Obra embargada desde o ano passado

A obra da Igreja Tabernáculo Vitória em Santo Antônio foi embargada pela Prefeitura da Capital desde o ano passado. Nenhuma das moradias construídas no local possui habite-se.

Um primeiro pedido de regularização da obra foi feito, de acordo com o secretário de Desenvolvimento da Cidade, Kleber Frizzera, mas foi negado pela prefeitura por estar fora das normas do Plano Diretor Urbano (PDU).

“Depois, eles entraram com outro processo de regularização, agora pelo PRE (Programa de Regularização de Imóveis), mas ainda estamos analisando. Foi feita uma primeira vistoria, mas agora os engenheiros vão até o local para verificar se a obra está dentro das normas de segurança e salubridade”, afirmou Frizzera.

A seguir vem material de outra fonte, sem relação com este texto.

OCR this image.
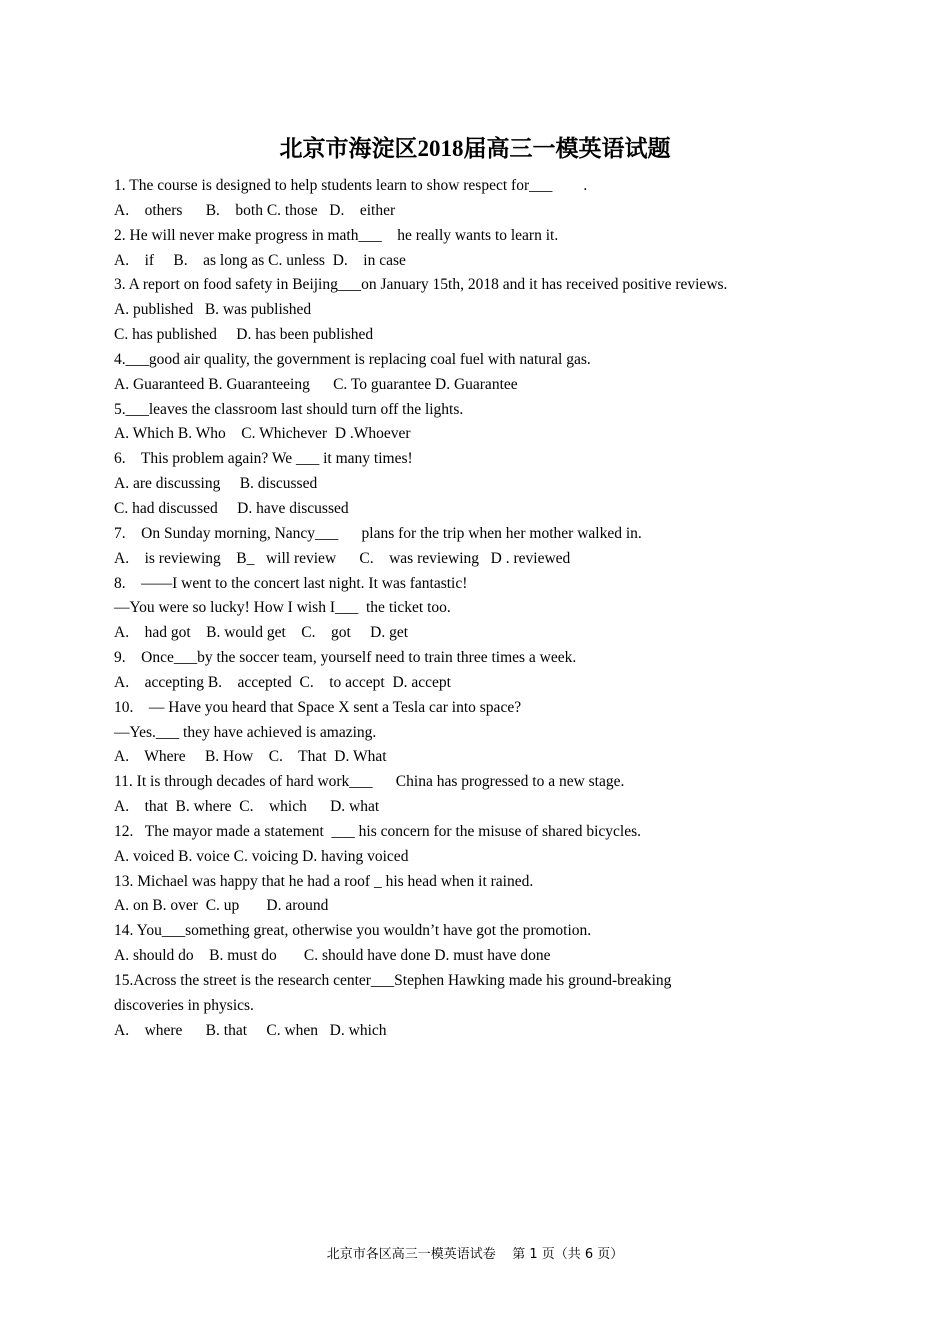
北京市海淀区2018届高三一模英语试题
1. The course is designed to help students learn to show respect for___        .
A.    others      B.    both C. those   D.    either
2. He will never make progress in math___    he really wants to learn it.
A.    if     B.    as long as C. unless  D.    in case
3. A report on food safety in Beijing___on January 15th, 2018 and it has received positive reviews.
A. published   B. was published
C. has published     D. has been published
4.___good air quality, the government is replacing coal fuel with natural gas.
A. Guaranteed B. Guaranteeing      C. To guarantee D. Guarantee
5.___leaves the classroom last should turn off the lights.
A. Which B. Who    C. Whichever  D .Whoever
6.    This problem again? We ___ it many times!
A. are discussing     B. discussed
C. had discussed     D. have discussed
7.    On Sunday morning, Nancy___      plans for the trip when her mother walked in.
A.    is reviewing    B_   will review      C.    was reviewing   D . reviewed
8.    ——I went to the concert last night. It was fantastic!
—You were so lucky! How I wish I___  the ticket too.
A.    had got    B. would get    C.    got     D. get
9.    Once___by the soccer team, yourself need to train three times a week.
A.    accepting B.    accepted  C.    to accept  D. accept
10.    — Have you heard that Space X sent a Tesla car into space?
—Yes.___ they have achieved is amazing.
A.    Where     B. How    C.    That  D. What
11. It is through decades of hard work___      China has progressed to a new stage.
A.    that  B. where  C.    which      D. what
12.   The mayor made a statement  ___ his concern for the misuse of shared bicycles.
A. voiced B. voice C. voicing D. having voiced
13. Michael was happy that he had a roof _ his head when it rained.
A. on B. over  C. up       D. around
14. You___something great, otherwise you wouldn’t have got the promotion.
A. should do    B. must do       C. should have done D. must have done
15.Across the street is the research center___Stephen Hawking made his ground-breaking
discoveries in physics.
A.    where      B. that     C. when   D. which
北京市各区高三一模英语试卷    第 1 页（共 6 页）
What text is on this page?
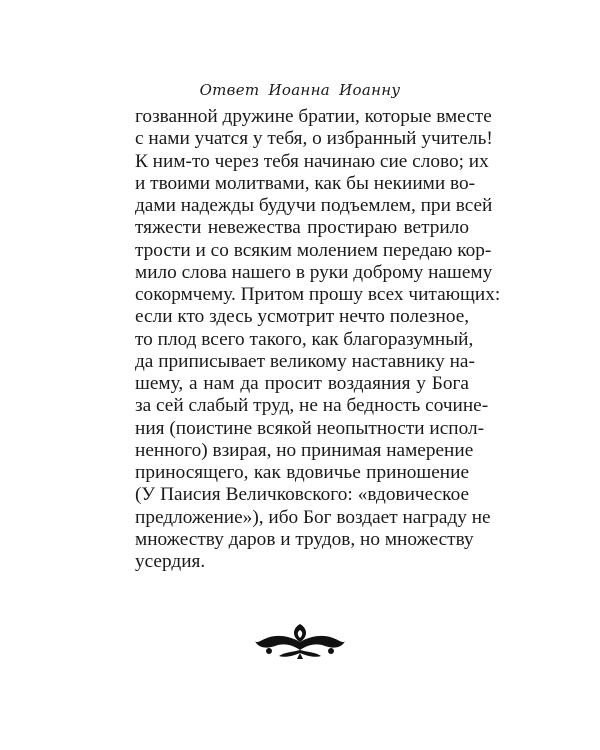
Ответ Иоанна Иоанну
гозванной дружине братии, которые вместе
с нами учатся у тебя, о избранный учитель!
К ним-то через тебя начинаю сие слово; их
и твоими молитвами, как бы некиими во-
дами надежды будучи подъемлем, при всей
тяжести невежества простираю ветрило
трости и со всяким молением передаю кор-
мило слова нашего в руки доброму нашему
сокормчему. Притом прошу всех читающих:
если кто здесь усмотрит нечто полезное,
то плод всего такого, как благоразумный,
да приписывает великому наставнику на-
шему, а нам да просит воздаяния у Бога
за сей слабый труд, не на бедность сочине-
ния (поистине всякой неопытности испол-
ненного) взирая, но принимая намерение
приносящего, как вдовичье приношение
(У Паисия Величковского: «вдовическое
предложение»), ибо Бог воздает награду не
множеству даров и трудов, но множеству
усердия.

No local, existem, segundo a Sedec, além da igreja, 53 apartamentos, uma cozinha e um alojamento com capacidade para aproximadamente 30 pessoas. Logo após a visita dos engenheiros, a prefeitura vai definir se a obra será regularizada ou não.

Vistoria

Ontem, o chefe da fiscalização do Conselho Regional de Engenharia, Agronomia e Arquitetura (Crea-ES), Flávio Lobato La Rocca, acompanhado de três técnicos do setor, esteve na Igreja Tabernáculo Vitória e garantiu que não foi constatada irregularidade.

“Tudo o que foi registrado no Crea, desde que a obra foi fiscalizada em 1992, corresponde ao que foi executado”, afirmou La Rocca.

A fiscal Rosiane Aparecida disse que não foram verificados acréscimos de construção não-licenciados e que foram repassados pelos responsáveis pelo prédio, durante a fiscalização, documentos de Anotação de Responsabilidade Técnica (ART) de responsabilidade técnica, projeto arquitetônico, e de prevenção e combate a incêndio.

O Crea, porém, verificará outros documentos da igreja e da habitação coletiva construída em anexo.

Comerciante quer impedir a ida da filha para comunidade

Mais uma história de confusão em família no caso da Igreja Tabernáculo. A comerciante Marlene Sales, 44 anos, está em uma luta desesperada para impedir que a filha dela, Rayani Sales Guedes, 20, que está com 15 dias de resguardo, vá para a comunidade, localizada no bairro Santa Tereza, Vitória.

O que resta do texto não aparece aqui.